Während Deutschland immer neue Milliardensummen an das korrupte Selenskyj-Regime nach Kiew überweist und die Migrationskosten längst aus dem Ruder gelaufen sind, steht die Bundesstadt Bonn, die Wiege der Bonner Republik und des deutschen Wirtschaftswunders nach dem Krieg, vor einer wirtschaftlichen Katastrophe:
► Eine der wichtigsten Autobahn-Brücken im Rheinland, die marode Bonner Nordbrücke mit 100.000 Kfz-Querungen über Deutschlands längsten und sagenumwobenen Fluss täglich, ist wegen mittlerweile irreparabler Strukturschäden im porösen Beton akut einsturzgefährdet. Das 60 Jahre alte Bauwerk zerbröselt vor sich hin und bleibt bis zu seinem Teil-Neubau für mindestens zwei Jahre komplett gesperrt. Die gesamte 600 Meter lange linksrheinische Vorbrücke muss abgerissen und neu gebaut werden.

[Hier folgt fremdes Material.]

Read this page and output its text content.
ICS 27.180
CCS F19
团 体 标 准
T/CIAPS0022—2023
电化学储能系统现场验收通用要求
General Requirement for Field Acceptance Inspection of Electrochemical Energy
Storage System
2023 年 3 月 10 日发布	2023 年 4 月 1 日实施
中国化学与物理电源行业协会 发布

Aus den veranschlagten zwei Jahre Bauzeit dürften aller deutschen Erfahrung nach locker vier, sechs oder noch mehr Jahre werden. Die Industrie- und Handelskammer (IHK) Rheinland beziffert den wirtschaftlichen Schaden allein durch Staus und Umwege auf eine Million Euro täglich!